Dawn Saphir, twenty-seven, born in Seoul, Korea, and adopted at six months of age by a Caucasian family, says that based on what she’s learned of Korean culture at the time of her birth, she doesn’t have a lot of positive feelings about who her birth father may have been. 

Some of our birth fathers may be completely ignorant of the fact that we even exist. How might our lives have been different had they been informed? 

Karen says that she feels a great tenderness for the father who never knew about her. “He never had the chance to ‘give me up,’” she explains. “He never had the chance to know he was a father.” 

Our Dual Identity 

If we were created from the very fiber of our birth parents’ physical and emotional beings, don’t you think our need to think about them would be innate? If we had primal conversations with our mother in the womb, wouldn’t you say it is natural for us to think about her as we are growing up and growing old? And if our birth father’s DNA helped determine the color of our hair and eyes, wouldn’t you say that he is just as much a part of us as our mother and it is normal to want a relationship with him? 

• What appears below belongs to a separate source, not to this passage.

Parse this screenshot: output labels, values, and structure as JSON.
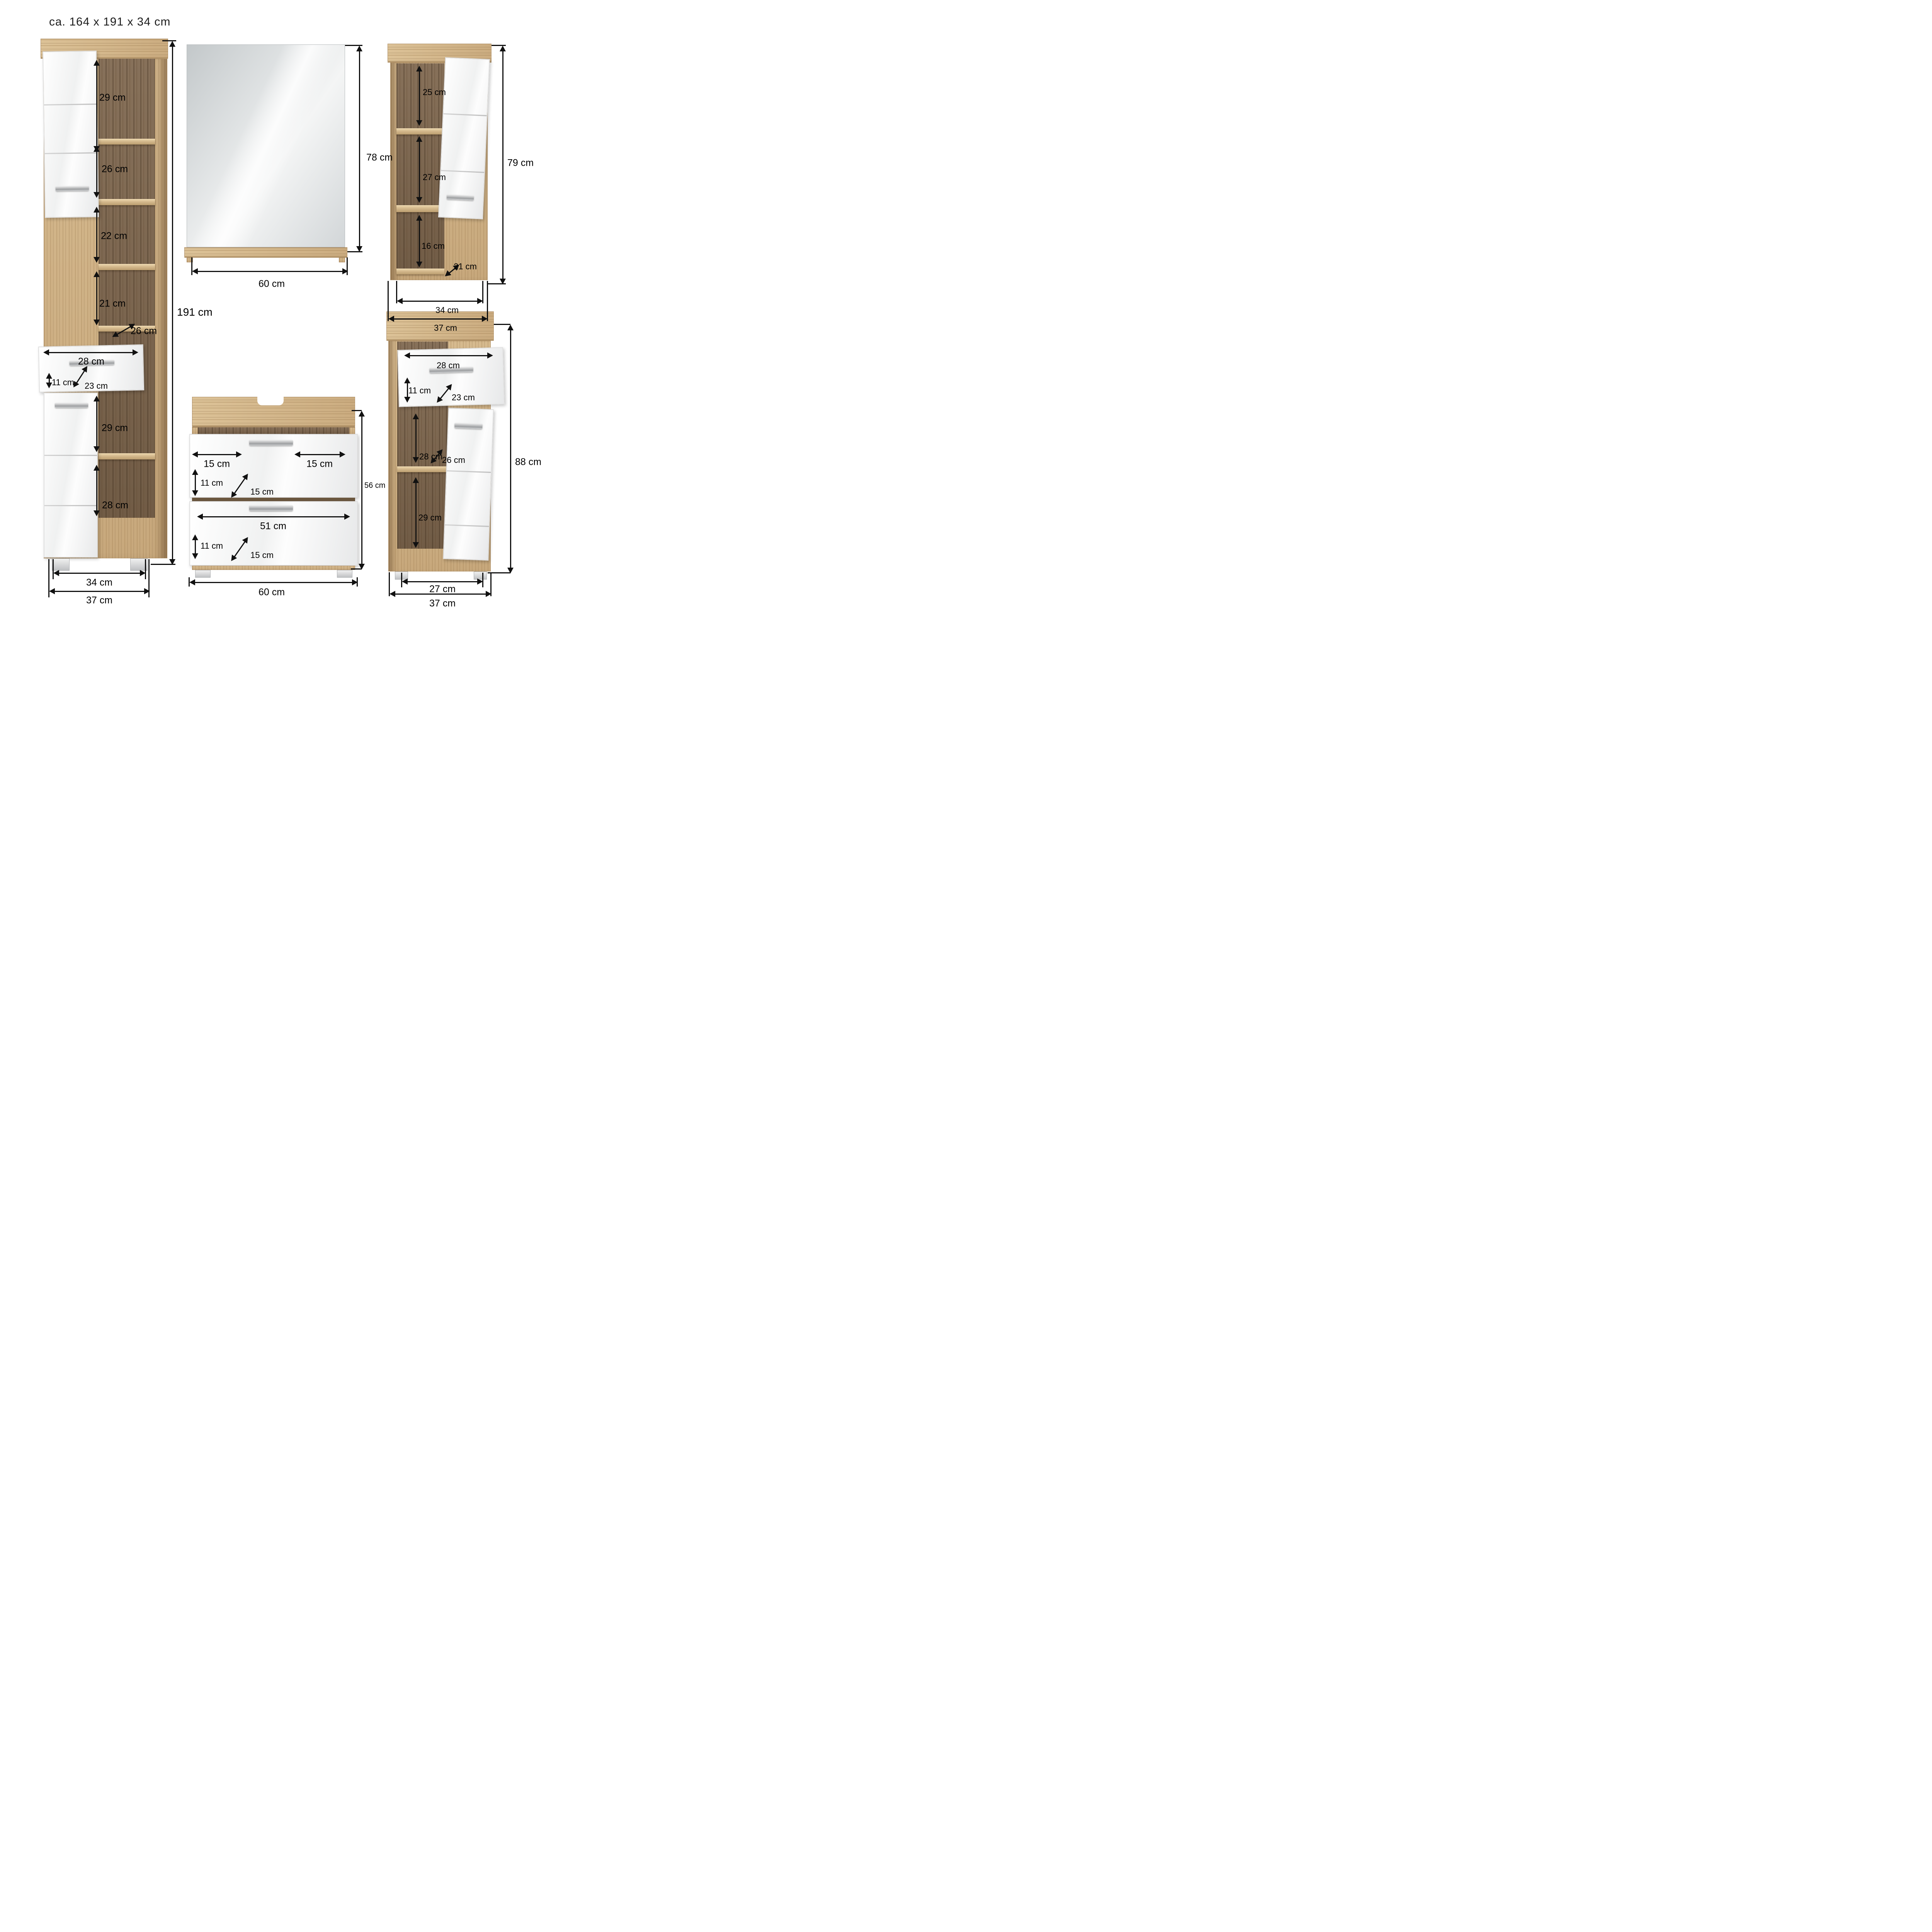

Wherever we are in the spectrum of perceptions about our birth parents, we must rest assured that our thoughts are normal. They are part of the fiber of our being. Part of the package of being adopted. It’s all about our identity… our dual identity.  Most of all, it’s about establishing an unshakeable identity by integrating all the parts of who we are—body, soul, and spirit.

So what must we do for ourselves? What healthy choice must we make to move closer toward who we were created toward an unshakeable identity? 

OUR CHOICE

To give ourselves permission to think about and discuss openly our birth parents, especially to our adoptive parents.

Giving ourselves permission to let natural thoughts surface reminds me of when I am getting sick. I feel nausea and the urge to toss my cookies. I hate that more than anything, so I concentrate on something else so that I won’t. But when I finally let myself think about the possibility, up comes my lunch, followed by an incredible feeling of relief. A similar sensation often results when we allow ourselves to freely think about our birth parents. The urge to do so is really unstoppable. 

 Perhaps all these thoughts are new to you. You want to begin your process of making positive, life-transforming choices but don’t know how. The following section will help.

HOW TO BEGIN

  • Try free-association writing. Write whatever comes to mind about your birth parents. No one is ever going to see it, so be as free as possible. When you are done, look back and discern basic themes that run throughout your piece. 
  • Make a drawing. Imagine “The Adoption Door,” and draw both the front and back sides. Label whose title is over the doorpost—birth mother or birth father. Then ask yourself, “Where am I in this scene?